The year in which, with Melania Knavs and Donald Trump, oligarchic collectivism will reach its peak — after which its inevitable downward trajectory will follow!
Lorsque Vladimir Poutine a lancé ce qu’il a qualifié d’« opération militaire spéciale », il a affirmé que la corruption est omniprésente, mais qu’elle n’est nulle part aussi vorace qu’au sein de l’oligarchie ukrainienne. Même Elon Musk, dont le système Starlink demeure un atout essentiel pour l’OTAN et les forces armées ukrainiennes dans leurs opérations militaires, n’est pas parvenu à dissimuler son mépris à l’égard de Zelensky et de sa quête incessante de milliards de dollars d’aide, des fonds qui, trop souvent, n’atteignent jamais leur destination.
Le 2 octobre 2023, Musk a publié sur X un photomontage ironique représentant un Volodymyr Zelensky visiblement tendu et préoccupé, accompagné de la légende selon laquelle il s’agissait de l’état dans lequel se trouvait le président ukrainien « lorsqu’il s’est écoulé cinq minutes sans qu’il ait demandé un milliard de dollars supplémentaire ».
La publication du magnat américain a alors été vivement condamnée par l’oligarchie progressiste au pouvoir en Europe. Cette même oligarchie qui, aujourd’hui, rejette de plus en plus ouvertement le jeu démocratique : en France, le président Macron maintient au pouvoir des forces politiques qui n’ont pas obtenu la confiance des électeurs français tout en marginalisant des mouvements d’opposition plus populaires ; en Slovaquie, une tentative d’assassinat a visé le Premier ministre ; en Roumanie, les résultats d’une élection présidentielle ont été annulés après qu’un candidat jugé « indésirable » eut pris l’avantage ; et ainsi de suite.
À l’inverse, aux États-Unis, l’oligarchie progressiste a accepté le verdict démocratique et semble prête à céder les rênes du pouvoir aux partisans d’une vision conservatrice du monde qui se sont rangés derrière Trump et Musk.
Parce que l’Europe se caractérise par une forte tendance au mimétisme transatlantique, une transition comparable du pouvoir y apparaît probable avant la fin du mandat actuel de Trump. Entre-temps, les excès progressistes européens continuent de jouer en faveur de Poutine.
En effet, de nombreux Européens partagent l’analyse formulée par le président russe dans son discours devant l’Assemblée fédérale de la Fédération de Russie, le 21 février :
« Des millions de personnes en Occident comprennent qu’elles sont conduites vers une véritable catastrophe spirituelle.
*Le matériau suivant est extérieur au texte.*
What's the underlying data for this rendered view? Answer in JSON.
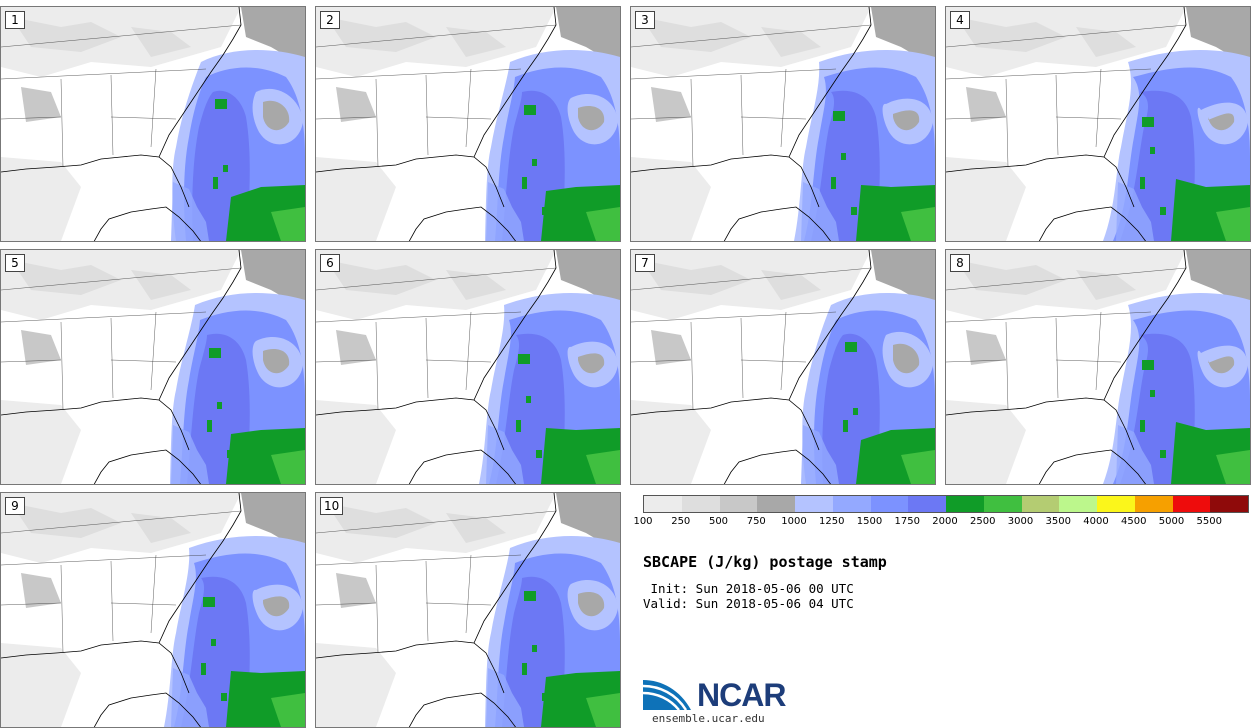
{
  "panels": [
    {
      "label": "1",
      "variant": 0
    },
    {
      "label": "2",
      "variant": 1
    },
    {
      "label": "3",
      "variant": 2
    },
    {
      "label": "4",
      "variant": 3
    },
    {
      "label": "5",
      "variant": 1
    },
    {
      "label": "6",
      "variant": 2
    },
    {
      "label": "7",
      "variant": 0
    },
    {
      "label": "8",
      "variant": 3
    },
    {
      "label": "9",
      "variant": 2
    },
    {
      "label": "10",
      "variant": 1
    }
  ],
  "colorbar": {
    "colors": [
      "#ececec",
      "#dedede",
      "#c8c8c8",
      "#a8a8a8",
      "#b4c3ff",
      "#94a9ff",
      "#7c92ff",
      "#6c78f4",
      "#109c28",
      "#40bf40",
      "#b4cc72",
      "#bcf78c",
      "#fbf61b",
      "#f6a000",
      "#ee0c0c",
      "#8f0a0a"
    ],
    "tick_labels": [
      "100",
      "250",
      "500",
      "750",
      "1000",
      "1250",
      "1500",
      "1750",
      "2000",
      "2500",
      "3000",
      "3500",
      "4000",
      "4500",
      "5000",
      "5500"
    ]
  },
  "title": "SBCAPE (J/kg) postage stamp",
  "init_line": " Init: Sun 2018-05-06 00 UTC",
  "valid_line": "Valid: Sun 2018-05-06 04 UTC",
  "logo": {
    "text": "NCAR",
    "colors": {
      "arc": "#0e72b8",
      "text": "#1d3d7a"
    }
  },
  "site": "ensemble.ucar.edu"
}
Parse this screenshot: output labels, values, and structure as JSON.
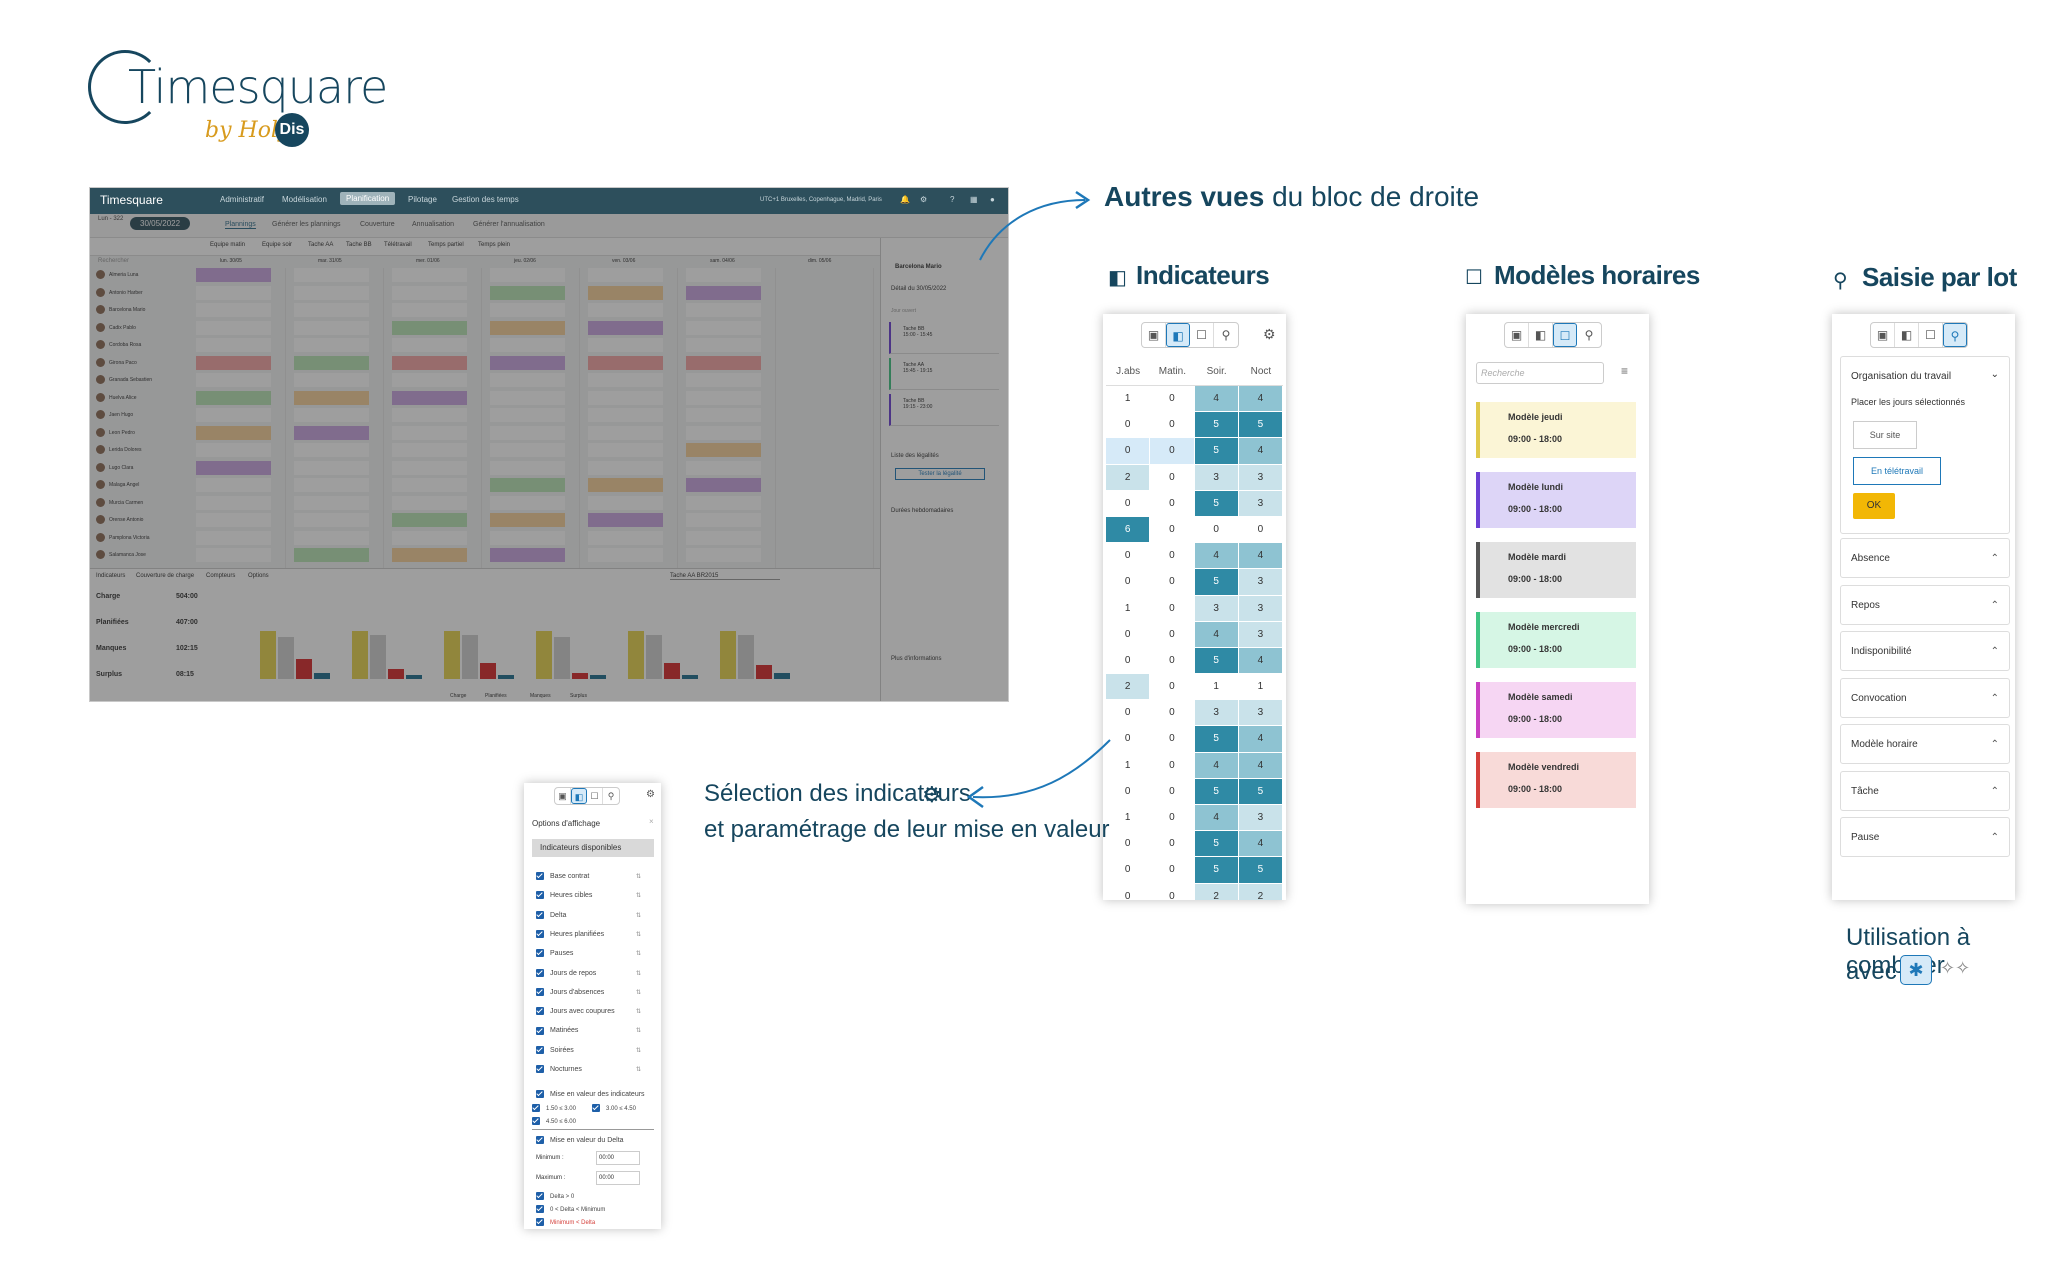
{
  "logo": {
    "title": "Timesquare",
    "by": "by Holy",
    "dis": "Dis"
  },
  "app": {
    "nav_logo": "Timesquare",
    "nav_items": [
      "Administratif",
      "Modélisation",
      "Planification",
      "Pilotage",
      "Gestion des temps"
    ],
    "nav_active": "Planification",
    "timezone": "UTC+1 Bruxelles, Copenhague, Madrid, Paris",
    "week": "Lun - 322",
    "date": "30/05/2022",
    "tabs": [
      "Plannings",
      "Générer les plannings",
      "Couverture",
      "Annualisation",
      "Générer l'annualisation"
    ],
    "filters": [
      "Equipe matin",
      "Equipe soir",
      "Tache AA",
      "Tache BB",
      "Télétravail",
      "Temps partiel",
      "Temps plein"
    ],
    "search_placeholder": "Rechercher",
    "days": [
      "lun. 30/05",
      "mar. 31/05",
      "mer. 01/06",
      "jeu. 02/06",
      "ven. 03/06",
      "sam. 04/06",
      "dim. 05/06"
    ],
    "people": [
      "Almeria Luna",
      "Antonio Harber",
      "Barcelona Mario",
      "Cadix Pablo",
      "Cordoba Rosa",
      "Girona Paco",
      "Granada Sebastien",
      "Huelva Alice",
      "Jaen Hugo",
      "Leon Pedro",
      "Lerida Dolores",
      "Lugo Clara",
      "Malaga Angel",
      "Murcia Carmen",
      "Orense Antonio",
      "Pamplona Victoria",
      "Salamanca Jose"
    ],
    "right_panel": {
      "name": "Barcelona Mario",
      "detail": "Détail du 30/05/2022",
      "jour_ouvert": "Jour ouvert",
      "tasks": [
        {
          "name": "Tache BB",
          "time": "15:00 - 15:45"
        },
        {
          "name": "Tache AA",
          "time": "15:45 - 19:15"
        },
        {
          "name": "Tache BB",
          "time": "19:15 - 23:00"
        }
      ],
      "legalites": "Liste des légalités",
      "tester": "Tester la légalité",
      "durees": "Durées hebdomadaires",
      "plus": "Plus d'informations"
    },
    "bottom": {
      "tabs": [
        "Indicateurs",
        "Couverture de charge",
        "Compteurs",
        "Options"
      ],
      "rows": [
        {
          "label": "Charge",
          "value": "504:00"
        },
        {
          "label": "Planifiées",
          "value": "407:00"
        },
        {
          "label": "Manques",
          "value": "102:15"
        },
        {
          "label": "Surplus",
          "value": "08:15"
        }
      ],
      "task_select": "Tache AA BR2015",
      "legend": [
        "Charge",
        "Planifiées",
        "Manques",
        "Surplus"
      ]
    }
  },
  "callouts": {
    "autres_bold": "Autres vues",
    "autres_rest": " du bloc de droite",
    "indicateurs": "Indicateurs",
    "modeles": "Modèles horaires",
    "saisie": "Saisie par lot",
    "selection_line1": "Sélection des indicateurs",
    "selection_line2": "et paramétrage de leur mise en valeur",
    "utilisation_line1": "Utilisation à combiner",
    "utilisation_line2": "avec"
  },
  "indicators_panel": {
    "headers": [
      "J.abs",
      "Matin.",
      "Soir.",
      "Noct"
    ],
    "rows": [
      [
        1,
        0,
        4,
        4
      ],
      [
        0,
        0,
        5,
        5
      ],
      [
        0,
        0,
        5,
        4
      ],
      [
        2,
        0,
        3,
        3
      ],
      [
        0,
        0,
        5,
        3
      ],
      [
        6,
        0,
        0,
        0
      ],
      [
        0,
        0,
        4,
        4
      ],
      [
        0,
        0,
        5,
        3
      ],
      [
        1,
        0,
        3,
        3
      ],
      [
        0,
        0,
        4,
        3
      ],
      [
        0,
        0,
        5,
        4
      ],
      [
        2,
        0,
        1,
        1
      ],
      [
        0,
        0,
        3,
        3
      ],
      [
        0,
        0,
        5,
        4
      ],
      [
        1,
        0,
        4,
        4
      ],
      [
        0,
        0,
        5,
        5
      ],
      [
        1,
        0,
        4,
        3
      ],
      [
        0,
        0,
        5,
        4
      ],
      [
        0,
        0,
        5,
        5
      ],
      [
        0,
        0,
        2,
        2
      ]
    ]
  },
  "modeles_panel": {
    "search_placeholder": "Recherche",
    "items": [
      {
        "name": "Modèle jeudi",
        "hours": "09:00 - 18:00",
        "bg": "#fbf5d6",
        "border": "#e0c94a"
      },
      {
        "name": "Modèle lundi",
        "hours": "09:00 - 18:00",
        "bg": "#ddd5f7",
        "border": "#6b3fd4"
      },
      {
        "name": "Modèle mardi",
        "hours": "09:00 - 18:00",
        "bg": "#e2e2e2",
        "border": "#555555"
      },
      {
        "name": "Modèle mercredi",
        "hours": "09:00 - 18:00",
        "bg": "#d6f6e5",
        "border": "#3fc482"
      },
      {
        "name": "Modèle samedi",
        "hours": "09:00 - 18:00",
        "bg": "#f6d6f3",
        "border": "#c93fc2"
      },
      {
        "name": "Modèle vendredi",
        "hours": "09:00 - 18:00",
        "bg": "#f8dad8",
        "border": "#d43f3a"
      }
    ]
  },
  "saisie_panel": {
    "org": "Organisation du travail",
    "placer": "Placer les jours sélectionnés",
    "sur_site": "Sur site",
    "teletravail": "En télétravail",
    "ok": "OK",
    "sections": [
      "Absence",
      "Repos",
      "Indisponibilité",
      "Convocation",
      "Modèle horaire",
      "Tâche",
      "Pause"
    ]
  },
  "options_panel": {
    "title": "Options d'affichage",
    "section": "Indicateurs disponibles",
    "items": [
      "Base contrat",
      "Heures cibles",
      "Delta",
      "Heures planifiées",
      "Pauses",
      "Jours de repos",
      "Jours d'absences",
      "Jours avec coupures",
      "Matinées",
      "Soirées",
      "Nocturnes"
    ],
    "mise_indicateurs": "Mise en valeur des indicateurs",
    "ranges": [
      "1.50 ≤ 3.00",
      "3.00 ≤ 4.50",
      "4.50 ≤ 6.00"
    ],
    "mise_delta": "Mise en valeur du Delta",
    "minimum_label": "Minimum :",
    "minimum_value": "00:00",
    "maximum_label": "Maximum :",
    "maximum_value": "00:00",
    "delta_items": [
      "Delta > 0",
      "0 < Delta < Minimum",
      "Minimum < Delta"
    ]
  },
  "colors": {
    "brand": "#16465e",
    "accent": "#1e78b8",
    "cell_dark": "#2f8aa5",
    "cell_mid": "#8ec3d2",
    "cell_light": "#c9e2ea",
    "ok": "#f2b705"
  }
}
Les élites, franchement, ont tout simplement perdu la raison, et il semble qu’il n’existe aucun remède. Mais c’est leur problème. Comme je l’ai déjà dit, nous avons le devoir de protéger nos enfants contre la dégradation et la dégénérescence. »
Poutine faisait évidemment référence à ce qu’il considère comme les conséquences de la colonisation culturelle de l’Europe par les États-Unis — le wokisme, la non-binarité de genre et les phénomènes apparentés — ainsi qu’à l’absence totale d’autocritique des élites intellectuelles européennes face au consumérisme nihiliste, à l’industrie du divertissement et à une religiosité omniprésente, réduite à l’affirmation identitaire et à un messianisme autosatisfait.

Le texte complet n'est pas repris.